In reflexive defense of Israel, the US government thus once against put itself squarely at odds with key nations such as Turkey (whose prime minister accused Israel of being motivated by elections and demanded that Israel be "held to account" for mounting civilians deaths), Egypt (which denounced Israeli attacks as "aggression against humanity"), and Tunisia (which called on the world to "stop the blatant aggression" of Israel).

By rather stark contrast, Obama continues to defend Israel's free hand in Gaza, causing commentators like Jeffrey Goldberg to gloat, not inaccurately: "Barack Obama hasn't turned against Israel. This is a big surprise to everyone who has not paid attention for the last four years" (indeed, there are few more compelling signs of how dumb and misleading US elections are than the fact that the only criticism of Obama on Israel heard over the last year in the two-party debate was the grievance that Obama evinces insufficient fealty - rather than excessive fealty - to the Israeli government). That the Netanyahu government knows that any attempt to condemn Israel at the UN would be instantly blocked by the US is a major factor enabling them to continue however they wish. And, of course, the bombs, planes and tanks they are using are subsidized, in substantial part, by the US taxpayer.

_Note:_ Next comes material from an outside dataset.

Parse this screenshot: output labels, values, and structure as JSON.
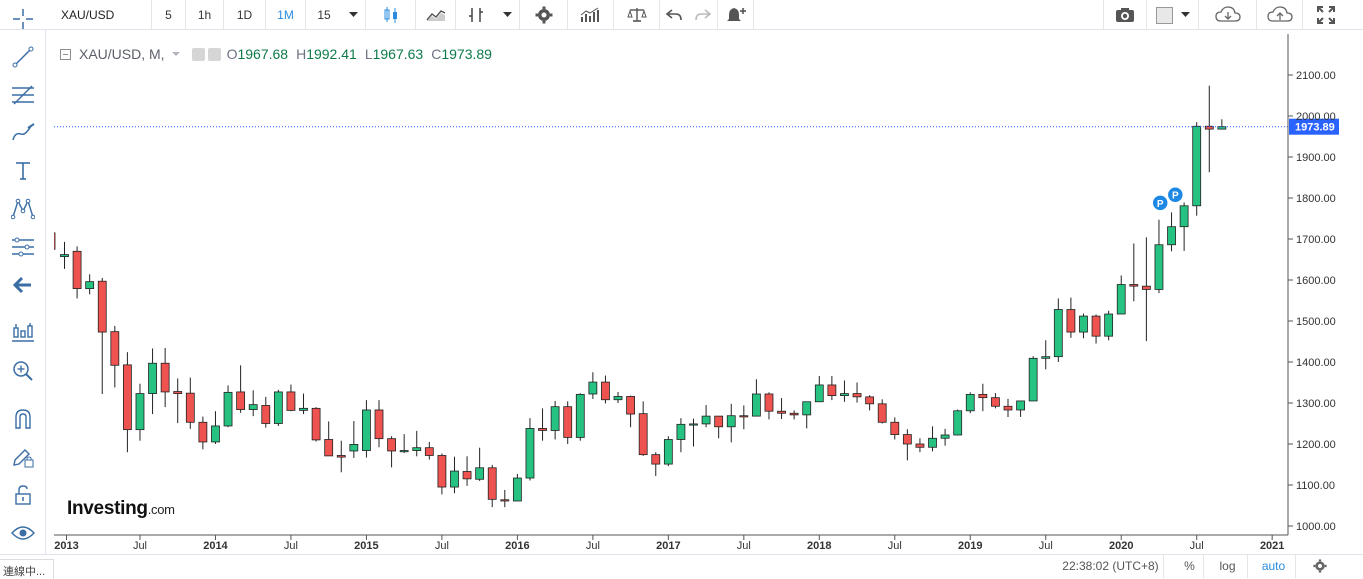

Other western nations in Europe, however, are less inclined to give Israel the benefit of the doubt, with British Foreign Secretary William Hague warning Sunday that an Israeli ground invasion of Gaza would lose Israel much international sympathy and support,

Hague told Sky News television a ground assault would bring even more civilian casualties and would likely prolong the conflict.

"A ground invasion of Gaza would lose Israel a lot of the international support and sympathy that they have in this situation," Hague said.